The smallest artifacts can sometimes reveal surprisingly distant connections. In 2015, archaeologists began excavating one of England’s most intriguing sites, the British Bronze Age (2500–800 B.C.) settlement known as Must Farm. This village of perhaps 60 inhabitants in eastern England was built sometime around 850 B.C. After just a year, it burned down and was preserved nearly intact by the oxygen-free conditions of the muddy river into which it sank. Archaeologists raced to explore the site because the brick company that owned the land planned to reopen a clay quarry there. The researchers quickly unearthed five complete circular houses and a number of wooden walkways once perched six feet above a river that no longer exists, all surrounded by a six-foot-high fence of sharpened posts. They also uncovered a wide range of metal tools and weapons, more than 100 ceramic and wooden pots and storage bowls—some still containing porridge—Britain’s finest collection of Bronze Age textiles, and even a three-foot-diameter wooden wheel. (See “Fire in the Fens,” January/February 2017.) Given the pressures of the rescue excavation—and the threat to the plethora of finds that were exposed to air, and thus decay, for the first time in nearly three millennia—the archaeologists might have missed 56 tiny beads scattered across the site.
The majority of the beads are blue and green glass—the largest collection of glass beads from a Bronze Age site in Britain—while the rest are amber, siltstone, shale, tin, and faience, or tin-glazed earthenware. Since the beads were unearthed, scientists have used the most sophisticated techniques available to determine their provenance—and the results have been surprising. While Must Farm’s inhabitants would have sourced the food they ate and most of the materials they used locally, all the beads came from some distance away; most had traveled thousands of miles. According to archaeologist Alison Sheridan of National Museums Scotland, the shale beads, which were probably once part of a necklace, came from Dorset on England’s south coast, and the siltstone bead was also of English origin. The amber bead had probably been made in Ireland using amber imported from Denmark. It, too, was likely once part of a necklace. The tin bead came from Switzerland, and the faience bead from Egypt or Mesopotamia.
But the glass beads had journeyed farthest. “It’s really extraordinary that all but one of the glass beads, or at least the glass used to make them, originally derived from Iran,” says archaeologist Julian Henderson of the University of Nottingham. “Beads were imported to Late Bronze Age sites in Europe as part of international trade networks, but we didn’t know they included Iran until now.” Late Bronze Age communities had rich connections to the wider world via extensive networks of contacts, explains Sheridan. “Must Farm shouldn’t be seen as some kind of marketplace or hub for exchanging goods,” she says. “Rather, its inhabitants should be viewed as cosmopolitan and very well-connected individuals who could access exotic items from diverse locations.” They mixed some of the imported beads to make a composite necklace, with the amber, siltstone, and one of the shale beads as the centerpiece, flanked by some of the glass beads. “This necklace would have been very striking, with the shiny, translucent glass and amber beads glowing in the sunlight,” says Sheridan. “The prestige of this array of exotica shouldn’t be underestimated.”Beads from a necklace, Must Farm, England(Courtesy Cambridge Archaeological Unit)

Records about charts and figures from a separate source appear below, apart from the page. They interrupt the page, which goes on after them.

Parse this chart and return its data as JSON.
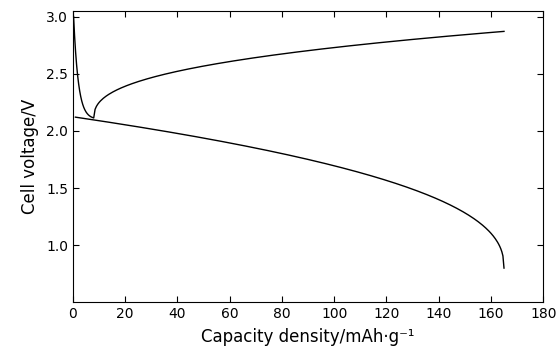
{
  "title": "",
  "xlabel": "Capacity density/mAh·g⁻¹",
  "ylabel": "Cell voltage/V",
  "xlim": [
    0,
    180
  ],
  "ylim": [
    0.5,
    3.05
  ],
  "xticks": [
    0,
    20,
    40,
    60,
    80,
    100,
    120,
    140,
    160,
    180
  ],
  "yticks": [
    1.0,
    1.5,
    2.0,
    2.5,
    3.0
  ],
  "line_color": "#000000",
  "background_color": "#ffffff",
  "charge_spike_start_y": 3.0,
  "charge_valley_x": 8.0,
  "charge_valley_y": 2.1,
  "charge_end_x": 165.0,
  "charge_end_y": 2.87,
  "discharge_start_x": 1.0,
  "discharge_start_y": 2.12,
  "discharge_end_x": 165.0,
  "discharge_end_y": 0.8
}
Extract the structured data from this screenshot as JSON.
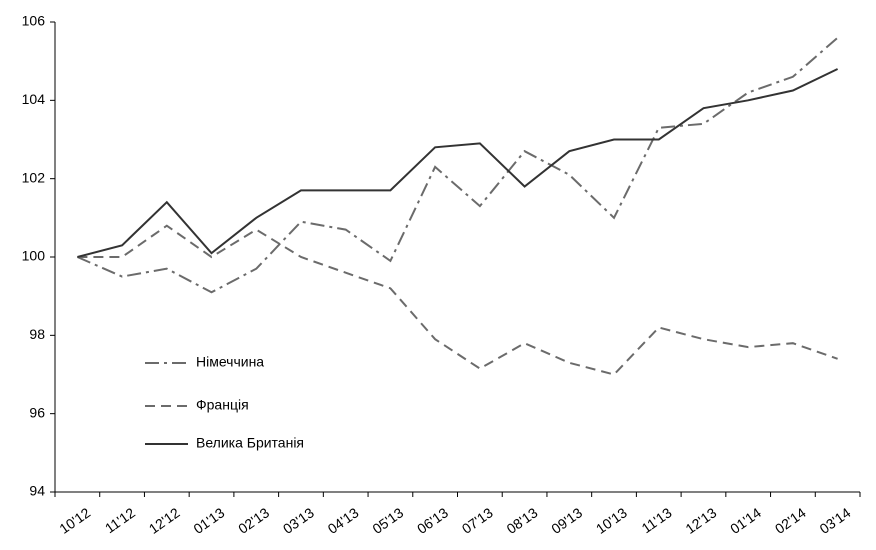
{
  "chart_data": {
    "type": "line",
    "categories": [
      "10'12",
      "11'12",
      "12'12",
      "01'13",
      "02'13",
      "03'13",
      "04'13",
      "05'13",
      "06'13",
      "07'13",
      "08'13",
      "09'13",
      "10'13",
      "11'13",
      "12'13",
      "01'14",
      "02'14",
      "03'14"
    ],
    "series": [
      {
        "name": "Німеччина",
        "color": "#6b6b6b",
        "style": "dash-dot",
        "values": [
          100,
          99.5,
          99.7,
          99.1,
          99.7,
          100.9,
          100.7,
          99.9,
          102.3,
          101.3,
          102.7,
          102.1,
          101.0,
          103.3,
          103.4,
          104.2,
          104.6,
          105.6
        ]
      },
      {
        "name": "Франція",
        "color": "#6b6b6b",
        "style": "dash",
        "values": [
          100,
          100,
          100.8,
          100,
          100.7,
          100,
          99.6,
          99.2,
          97.9,
          97.15,
          97.8,
          97.3,
          97.0,
          98.2,
          97.9,
          97.7,
          97.8,
          97.4
        ]
      },
      {
        "name": "Велика Британія",
        "color": "#333333",
        "style": "solid",
        "values": [
          100,
          100.3,
          101.4,
          100.1,
          101.0,
          101.7,
          101.7,
          101.7,
          102.8,
          102.9,
          101.8,
          102.7,
          103.0,
          103.0,
          103.8,
          104.0,
          104.25,
          104.8
        ]
      }
    ],
    "ylim": [
      94,
      106
    ],
    "yticks": [
      94,
      96,
      98,
      100,
      102,
      104,
      106
    ],
    "grid": false
  }
}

While the networks that brought the beads such a distance were expansive, the connections were not direct. “A bead made in Ireland using amber from Denmark didn’t travel directly to Must Farm,” Sheridan says. “Instead, a necklace would get broken up over time and its beads might be passed on as precious gifts.” Amber would have been highly valued. Its yellowish color and translucency made it glow in bright light, evoking the sun, and it was thought to have magical properties due to being electrostatic, warm to the touch, and able to float and, normally, burn. “The fact that the Must Farm amber bead survived the conflagration is truly remarkable,” Sheridan says. It is equally extraordinary that the glass beads were transported across such distances after what scholars agree was a dramatic period of societal and cultural collapse across Greece, Egypt, Mesopotamia, and Anatolia around 1200 B.C. “I wouldn’t have expected that contacts with Iran existed following this breakdown of social, economic, and ritual structures,” Henderson says. Furthermore, the beads were made of a type of glass not seen in Britain before. “Glassmakers innovated with new raw materials as a reaction to the collapse,” says Henderson. Forty-nine of these cutting-edge glass beads found their way 2,800 miles to Must Farm.